Open qinst64 opened 3 months ago
The HTTP standard does not support compression for requests because it would require a pre-request to identify if the server is capable of decompressing it. When using APIs, compression support can be assumed, but this would require being implemented in the API itself first. The Ollama API is written in Go which I am not familiar with so I can't confirm for certain that it doesn't already support compressed requests, but I doubt it.
Compressing responses would be much easier to implement (at least when the response isn't being streamed) but, again, this would require changes to the Ollama API rather than ollama-js. I tested this and it does not seem that the Ollama API currently compresses responses. However, there might be specific circumstances where it does, I'm not sure.
As for whether implementing it would be a good idea, it's likely that generation speed is going to have a much greater effect on the overall speed than the request speed. Even with an upload speed of just 1Mb/s, it would take about a second to send a prompt which occupies the entirety of Llama 3.1's context window.
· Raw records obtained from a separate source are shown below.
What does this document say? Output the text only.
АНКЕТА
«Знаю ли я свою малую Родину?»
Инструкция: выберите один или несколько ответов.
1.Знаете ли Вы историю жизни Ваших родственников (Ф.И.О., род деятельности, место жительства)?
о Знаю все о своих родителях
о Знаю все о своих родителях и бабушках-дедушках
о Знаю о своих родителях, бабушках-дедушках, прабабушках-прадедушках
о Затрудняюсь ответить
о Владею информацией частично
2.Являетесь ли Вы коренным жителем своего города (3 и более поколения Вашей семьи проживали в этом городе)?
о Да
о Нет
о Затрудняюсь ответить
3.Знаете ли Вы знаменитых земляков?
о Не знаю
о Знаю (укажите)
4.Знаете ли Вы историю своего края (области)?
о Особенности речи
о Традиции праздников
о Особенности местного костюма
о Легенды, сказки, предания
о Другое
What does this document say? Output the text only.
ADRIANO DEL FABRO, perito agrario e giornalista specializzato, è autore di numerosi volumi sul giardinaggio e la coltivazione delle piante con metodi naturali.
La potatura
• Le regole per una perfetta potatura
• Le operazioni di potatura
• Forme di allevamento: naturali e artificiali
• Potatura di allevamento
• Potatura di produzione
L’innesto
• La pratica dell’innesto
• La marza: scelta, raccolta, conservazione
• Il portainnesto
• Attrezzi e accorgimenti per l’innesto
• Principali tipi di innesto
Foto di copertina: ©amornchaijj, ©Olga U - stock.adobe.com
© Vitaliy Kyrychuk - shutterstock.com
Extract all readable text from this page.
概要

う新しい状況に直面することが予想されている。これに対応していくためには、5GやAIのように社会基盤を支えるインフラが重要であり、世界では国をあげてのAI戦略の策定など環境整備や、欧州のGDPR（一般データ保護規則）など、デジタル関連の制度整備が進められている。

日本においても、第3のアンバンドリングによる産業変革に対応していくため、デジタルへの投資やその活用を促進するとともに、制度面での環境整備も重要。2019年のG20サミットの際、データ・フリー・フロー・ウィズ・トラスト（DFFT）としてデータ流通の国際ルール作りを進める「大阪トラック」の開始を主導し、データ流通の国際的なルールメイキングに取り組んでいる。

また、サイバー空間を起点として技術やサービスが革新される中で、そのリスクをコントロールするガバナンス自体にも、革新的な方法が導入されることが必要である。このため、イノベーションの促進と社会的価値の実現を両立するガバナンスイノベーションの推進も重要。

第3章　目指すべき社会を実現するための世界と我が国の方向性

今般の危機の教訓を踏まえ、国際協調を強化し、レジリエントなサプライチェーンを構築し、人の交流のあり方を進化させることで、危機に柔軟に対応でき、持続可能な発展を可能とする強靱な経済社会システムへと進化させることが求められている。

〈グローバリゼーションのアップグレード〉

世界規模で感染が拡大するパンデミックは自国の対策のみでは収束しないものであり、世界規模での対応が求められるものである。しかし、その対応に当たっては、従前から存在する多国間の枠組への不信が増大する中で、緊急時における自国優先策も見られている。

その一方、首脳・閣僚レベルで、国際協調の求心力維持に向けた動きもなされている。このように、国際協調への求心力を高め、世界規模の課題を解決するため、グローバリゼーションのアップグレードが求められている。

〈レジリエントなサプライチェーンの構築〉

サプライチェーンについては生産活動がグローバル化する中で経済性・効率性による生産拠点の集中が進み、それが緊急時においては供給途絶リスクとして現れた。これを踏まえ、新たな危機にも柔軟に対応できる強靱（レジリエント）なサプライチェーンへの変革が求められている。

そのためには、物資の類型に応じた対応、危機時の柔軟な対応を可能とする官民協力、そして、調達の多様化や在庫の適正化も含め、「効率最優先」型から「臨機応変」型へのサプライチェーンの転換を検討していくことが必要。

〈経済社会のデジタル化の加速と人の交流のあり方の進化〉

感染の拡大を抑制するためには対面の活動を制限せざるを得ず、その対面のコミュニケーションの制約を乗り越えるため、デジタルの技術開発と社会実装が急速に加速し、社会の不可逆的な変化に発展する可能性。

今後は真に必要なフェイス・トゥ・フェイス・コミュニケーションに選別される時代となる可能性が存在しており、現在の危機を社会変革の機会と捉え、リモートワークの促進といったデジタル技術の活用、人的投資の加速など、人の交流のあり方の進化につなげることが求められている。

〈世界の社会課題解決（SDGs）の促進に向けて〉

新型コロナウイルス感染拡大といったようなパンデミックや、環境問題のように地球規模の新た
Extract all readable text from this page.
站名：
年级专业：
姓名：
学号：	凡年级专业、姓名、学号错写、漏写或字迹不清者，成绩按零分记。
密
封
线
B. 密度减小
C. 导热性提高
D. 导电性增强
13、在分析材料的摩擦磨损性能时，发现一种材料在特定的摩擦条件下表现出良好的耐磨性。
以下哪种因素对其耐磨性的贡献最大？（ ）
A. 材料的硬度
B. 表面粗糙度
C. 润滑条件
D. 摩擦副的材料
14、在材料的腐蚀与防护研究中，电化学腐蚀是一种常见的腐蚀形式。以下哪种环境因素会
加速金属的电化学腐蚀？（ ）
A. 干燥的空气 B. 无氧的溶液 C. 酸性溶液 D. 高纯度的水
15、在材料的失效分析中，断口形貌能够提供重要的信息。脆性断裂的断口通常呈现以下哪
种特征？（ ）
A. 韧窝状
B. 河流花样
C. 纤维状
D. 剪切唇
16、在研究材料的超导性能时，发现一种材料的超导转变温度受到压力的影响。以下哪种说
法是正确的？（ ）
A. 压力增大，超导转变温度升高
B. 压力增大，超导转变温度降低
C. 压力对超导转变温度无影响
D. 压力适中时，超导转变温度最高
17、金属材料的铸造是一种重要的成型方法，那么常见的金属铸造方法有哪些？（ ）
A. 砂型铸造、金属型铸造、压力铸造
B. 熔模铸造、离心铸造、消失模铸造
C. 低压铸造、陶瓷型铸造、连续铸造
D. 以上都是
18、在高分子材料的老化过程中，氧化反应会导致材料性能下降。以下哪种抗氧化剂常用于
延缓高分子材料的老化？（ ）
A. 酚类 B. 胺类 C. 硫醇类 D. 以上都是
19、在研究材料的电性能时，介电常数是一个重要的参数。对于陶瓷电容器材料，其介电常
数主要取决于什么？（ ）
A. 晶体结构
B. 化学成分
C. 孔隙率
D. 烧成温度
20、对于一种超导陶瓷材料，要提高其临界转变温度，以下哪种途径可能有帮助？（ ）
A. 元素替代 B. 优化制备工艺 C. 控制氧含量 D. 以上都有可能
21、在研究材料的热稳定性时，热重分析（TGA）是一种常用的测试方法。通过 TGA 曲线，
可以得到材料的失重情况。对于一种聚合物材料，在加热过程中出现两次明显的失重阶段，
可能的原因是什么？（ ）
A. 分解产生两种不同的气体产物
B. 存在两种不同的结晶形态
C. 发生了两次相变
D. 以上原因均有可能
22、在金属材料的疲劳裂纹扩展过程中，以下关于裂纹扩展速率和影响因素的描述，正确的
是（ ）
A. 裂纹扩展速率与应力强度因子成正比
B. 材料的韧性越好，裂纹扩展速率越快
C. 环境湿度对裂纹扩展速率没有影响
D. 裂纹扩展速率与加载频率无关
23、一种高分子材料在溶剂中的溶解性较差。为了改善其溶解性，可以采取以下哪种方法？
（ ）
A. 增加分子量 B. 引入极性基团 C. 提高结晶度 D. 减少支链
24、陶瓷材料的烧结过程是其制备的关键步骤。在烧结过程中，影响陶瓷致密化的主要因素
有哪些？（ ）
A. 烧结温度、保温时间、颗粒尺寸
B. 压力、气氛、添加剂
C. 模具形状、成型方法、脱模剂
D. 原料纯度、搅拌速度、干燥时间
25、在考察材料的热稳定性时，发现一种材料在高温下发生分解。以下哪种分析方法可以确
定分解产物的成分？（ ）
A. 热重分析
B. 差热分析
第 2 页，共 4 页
Even when running on hardware dedicated to AI (e.g: Groq), generating a response to a request of that size takes much longer than a second, and Ollama is intended for consumer hardware. So, while it could be beneficial, I don't think it's really a concern at the moment.
I have a very long prompt, and ollama is in a remote server. While sending request through http using ollama-js, is compression (i.e. gzip ) already applied so that speed is optimal?